18-year old Mason Godwaldt was born a girl, but identifies as male.

"I actually dropped out of school because there was a lot of bullying happening,” said Mason Godwaldt. “I was slammed into lockers, followed around at school, they called me names like every day, " he said.

Godwaldt said the large turnout makes him feel there is hope for the LGBTQ people in Steinbach.

University of Winnipeg professor Catherine Taylor also spoke at the Pride March.

On Friday morning, Taylor presented the results of a new national survey on schools and LGBTQ youth to the Canadian Association of School System Administrators.

The study found that most school administrators want to offer specific supports to enhance the safety and well-being of LGBTQ students.

“There’s just tremendous support that we received from school districts across the country,” Taylor said. “There’s been a terrific response rate from school districts representing half, 50 per cent, of the schools and teachers and students in this country.”

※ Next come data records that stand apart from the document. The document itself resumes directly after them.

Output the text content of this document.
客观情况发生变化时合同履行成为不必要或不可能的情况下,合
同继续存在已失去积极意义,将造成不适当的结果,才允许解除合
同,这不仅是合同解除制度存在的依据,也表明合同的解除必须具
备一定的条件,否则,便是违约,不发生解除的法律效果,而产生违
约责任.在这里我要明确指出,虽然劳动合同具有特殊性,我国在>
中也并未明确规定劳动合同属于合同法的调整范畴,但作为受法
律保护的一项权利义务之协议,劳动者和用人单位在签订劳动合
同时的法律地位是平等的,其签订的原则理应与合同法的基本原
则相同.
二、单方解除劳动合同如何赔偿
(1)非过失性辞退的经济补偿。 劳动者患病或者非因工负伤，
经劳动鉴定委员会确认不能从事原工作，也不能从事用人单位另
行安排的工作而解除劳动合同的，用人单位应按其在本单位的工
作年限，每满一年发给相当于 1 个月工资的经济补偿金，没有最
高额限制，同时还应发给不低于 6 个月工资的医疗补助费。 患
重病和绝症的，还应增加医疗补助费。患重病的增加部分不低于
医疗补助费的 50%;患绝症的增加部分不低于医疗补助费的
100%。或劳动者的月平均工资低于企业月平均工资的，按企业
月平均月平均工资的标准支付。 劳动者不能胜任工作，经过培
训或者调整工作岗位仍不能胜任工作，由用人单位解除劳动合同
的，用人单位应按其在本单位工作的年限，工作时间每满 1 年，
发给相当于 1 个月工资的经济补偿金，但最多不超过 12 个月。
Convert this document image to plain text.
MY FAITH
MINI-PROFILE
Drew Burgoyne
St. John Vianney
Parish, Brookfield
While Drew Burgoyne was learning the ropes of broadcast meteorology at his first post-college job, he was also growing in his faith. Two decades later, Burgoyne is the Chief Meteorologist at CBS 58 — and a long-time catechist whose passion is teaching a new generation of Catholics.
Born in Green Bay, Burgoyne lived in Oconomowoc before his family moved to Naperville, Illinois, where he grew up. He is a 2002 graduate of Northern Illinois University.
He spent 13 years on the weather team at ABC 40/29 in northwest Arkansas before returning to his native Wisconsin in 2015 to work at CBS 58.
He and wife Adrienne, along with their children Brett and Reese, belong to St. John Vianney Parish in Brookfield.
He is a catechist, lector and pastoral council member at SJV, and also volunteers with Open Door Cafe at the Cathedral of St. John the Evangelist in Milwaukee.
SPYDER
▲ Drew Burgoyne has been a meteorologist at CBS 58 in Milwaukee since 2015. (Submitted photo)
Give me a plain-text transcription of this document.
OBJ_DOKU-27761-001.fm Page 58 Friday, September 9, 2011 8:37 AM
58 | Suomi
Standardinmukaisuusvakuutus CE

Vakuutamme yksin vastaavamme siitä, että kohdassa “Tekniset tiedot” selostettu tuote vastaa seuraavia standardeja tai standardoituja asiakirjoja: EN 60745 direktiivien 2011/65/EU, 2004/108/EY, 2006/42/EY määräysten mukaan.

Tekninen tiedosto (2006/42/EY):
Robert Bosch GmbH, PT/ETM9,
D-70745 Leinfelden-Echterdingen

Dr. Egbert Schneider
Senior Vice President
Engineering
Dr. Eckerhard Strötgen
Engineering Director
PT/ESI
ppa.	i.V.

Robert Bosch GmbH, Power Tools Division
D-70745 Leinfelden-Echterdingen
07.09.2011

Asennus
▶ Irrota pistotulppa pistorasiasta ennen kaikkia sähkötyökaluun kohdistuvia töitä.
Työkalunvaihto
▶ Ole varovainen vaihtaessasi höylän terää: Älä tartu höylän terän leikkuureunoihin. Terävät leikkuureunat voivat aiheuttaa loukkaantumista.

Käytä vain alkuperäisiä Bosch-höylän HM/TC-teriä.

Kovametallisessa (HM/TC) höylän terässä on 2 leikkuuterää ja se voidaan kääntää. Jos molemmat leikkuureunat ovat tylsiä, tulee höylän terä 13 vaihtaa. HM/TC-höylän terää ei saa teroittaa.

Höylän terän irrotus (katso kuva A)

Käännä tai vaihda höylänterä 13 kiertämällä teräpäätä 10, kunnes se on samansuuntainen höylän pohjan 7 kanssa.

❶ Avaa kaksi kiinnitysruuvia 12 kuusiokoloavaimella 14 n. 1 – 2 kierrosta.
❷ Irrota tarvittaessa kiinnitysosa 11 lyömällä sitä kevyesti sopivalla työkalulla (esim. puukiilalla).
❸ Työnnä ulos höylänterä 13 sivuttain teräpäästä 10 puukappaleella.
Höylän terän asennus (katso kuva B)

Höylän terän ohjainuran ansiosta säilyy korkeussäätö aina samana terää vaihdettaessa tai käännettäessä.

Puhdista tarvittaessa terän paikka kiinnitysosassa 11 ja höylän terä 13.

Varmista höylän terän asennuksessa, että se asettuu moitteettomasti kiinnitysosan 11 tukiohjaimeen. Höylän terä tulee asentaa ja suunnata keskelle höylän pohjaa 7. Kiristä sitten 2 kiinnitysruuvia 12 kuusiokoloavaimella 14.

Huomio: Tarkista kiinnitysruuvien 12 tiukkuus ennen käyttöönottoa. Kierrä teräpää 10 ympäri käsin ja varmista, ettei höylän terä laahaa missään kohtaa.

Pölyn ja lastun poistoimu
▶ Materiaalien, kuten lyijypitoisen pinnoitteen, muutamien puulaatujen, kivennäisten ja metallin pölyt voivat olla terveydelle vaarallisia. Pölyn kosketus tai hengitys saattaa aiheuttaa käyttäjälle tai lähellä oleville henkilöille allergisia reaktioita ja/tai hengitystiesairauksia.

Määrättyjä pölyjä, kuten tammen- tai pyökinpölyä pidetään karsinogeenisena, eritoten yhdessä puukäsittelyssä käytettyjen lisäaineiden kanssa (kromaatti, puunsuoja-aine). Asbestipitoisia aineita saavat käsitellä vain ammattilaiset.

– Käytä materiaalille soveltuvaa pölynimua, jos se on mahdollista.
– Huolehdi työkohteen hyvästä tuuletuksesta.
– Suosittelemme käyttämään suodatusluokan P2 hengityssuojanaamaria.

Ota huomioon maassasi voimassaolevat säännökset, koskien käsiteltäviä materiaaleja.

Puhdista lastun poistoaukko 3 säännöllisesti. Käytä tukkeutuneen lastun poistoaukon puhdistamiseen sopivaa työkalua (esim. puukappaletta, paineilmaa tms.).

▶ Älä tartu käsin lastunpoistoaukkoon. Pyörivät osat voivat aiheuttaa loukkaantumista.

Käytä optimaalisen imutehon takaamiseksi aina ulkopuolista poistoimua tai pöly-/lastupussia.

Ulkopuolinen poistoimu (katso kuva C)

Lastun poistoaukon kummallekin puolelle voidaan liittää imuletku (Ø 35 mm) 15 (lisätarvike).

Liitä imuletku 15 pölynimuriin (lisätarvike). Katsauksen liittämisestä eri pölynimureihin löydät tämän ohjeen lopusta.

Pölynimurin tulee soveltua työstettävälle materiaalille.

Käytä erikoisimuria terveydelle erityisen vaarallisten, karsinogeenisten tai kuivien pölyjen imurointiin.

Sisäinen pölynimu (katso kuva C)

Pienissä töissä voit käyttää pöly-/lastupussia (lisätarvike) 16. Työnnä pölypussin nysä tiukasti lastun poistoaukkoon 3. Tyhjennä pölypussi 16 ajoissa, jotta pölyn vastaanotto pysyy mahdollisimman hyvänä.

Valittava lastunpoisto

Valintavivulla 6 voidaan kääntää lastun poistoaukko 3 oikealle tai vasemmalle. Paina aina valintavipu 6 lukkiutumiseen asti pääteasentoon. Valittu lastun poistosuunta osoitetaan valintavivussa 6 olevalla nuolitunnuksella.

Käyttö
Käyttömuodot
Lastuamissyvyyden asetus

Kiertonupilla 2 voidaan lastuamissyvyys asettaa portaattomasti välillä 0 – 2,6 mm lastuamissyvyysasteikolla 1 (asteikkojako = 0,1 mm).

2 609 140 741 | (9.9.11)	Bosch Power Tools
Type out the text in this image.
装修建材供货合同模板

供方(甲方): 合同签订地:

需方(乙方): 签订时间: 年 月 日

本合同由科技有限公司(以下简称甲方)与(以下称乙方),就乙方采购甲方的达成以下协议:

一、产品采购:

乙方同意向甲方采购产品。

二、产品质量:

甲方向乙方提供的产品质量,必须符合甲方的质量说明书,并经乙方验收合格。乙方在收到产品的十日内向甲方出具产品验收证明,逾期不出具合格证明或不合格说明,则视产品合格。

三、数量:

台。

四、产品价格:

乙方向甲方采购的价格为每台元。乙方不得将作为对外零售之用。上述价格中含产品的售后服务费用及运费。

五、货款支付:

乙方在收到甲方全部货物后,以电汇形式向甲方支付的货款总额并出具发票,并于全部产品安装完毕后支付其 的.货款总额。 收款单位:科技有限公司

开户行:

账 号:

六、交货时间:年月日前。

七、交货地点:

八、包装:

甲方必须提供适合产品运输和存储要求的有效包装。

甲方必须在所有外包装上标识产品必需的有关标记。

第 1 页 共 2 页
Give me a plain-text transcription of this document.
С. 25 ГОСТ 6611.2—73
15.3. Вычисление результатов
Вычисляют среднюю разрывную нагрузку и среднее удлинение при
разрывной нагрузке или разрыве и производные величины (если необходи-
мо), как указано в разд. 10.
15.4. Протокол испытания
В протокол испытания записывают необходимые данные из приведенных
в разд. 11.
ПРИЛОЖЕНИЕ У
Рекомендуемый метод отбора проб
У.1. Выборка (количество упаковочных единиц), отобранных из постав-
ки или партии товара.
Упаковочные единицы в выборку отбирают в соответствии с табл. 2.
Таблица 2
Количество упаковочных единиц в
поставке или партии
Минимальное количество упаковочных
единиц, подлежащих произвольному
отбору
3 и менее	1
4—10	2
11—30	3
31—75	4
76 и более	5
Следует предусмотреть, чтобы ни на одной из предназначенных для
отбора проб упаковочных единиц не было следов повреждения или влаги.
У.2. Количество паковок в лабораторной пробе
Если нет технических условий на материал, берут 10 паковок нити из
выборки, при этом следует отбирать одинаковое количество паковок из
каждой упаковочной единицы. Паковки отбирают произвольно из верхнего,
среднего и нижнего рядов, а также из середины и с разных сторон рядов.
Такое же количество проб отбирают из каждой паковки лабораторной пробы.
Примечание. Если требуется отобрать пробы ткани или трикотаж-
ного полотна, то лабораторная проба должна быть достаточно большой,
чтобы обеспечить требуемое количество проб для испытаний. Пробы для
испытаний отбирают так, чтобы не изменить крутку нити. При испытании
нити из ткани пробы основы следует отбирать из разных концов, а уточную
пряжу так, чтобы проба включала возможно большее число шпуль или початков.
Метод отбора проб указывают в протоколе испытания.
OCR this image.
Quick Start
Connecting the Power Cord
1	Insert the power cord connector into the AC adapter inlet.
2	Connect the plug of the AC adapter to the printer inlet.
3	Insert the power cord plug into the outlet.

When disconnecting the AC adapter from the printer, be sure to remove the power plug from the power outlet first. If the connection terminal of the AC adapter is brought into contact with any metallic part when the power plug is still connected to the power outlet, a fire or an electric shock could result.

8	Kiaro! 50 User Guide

Taylor said there’s still work to be done.

A policy in Hanover School Division prohibits teachers from talking about same sex families and LGBTQ issues in elementary school classrooms.

Taylor said she hopes the policy changes at “a swifter than glacial pace.”

“This has been a very, very long time coming. The majority of school districts in Canada have moved farther than Hanover School Division has for sure.”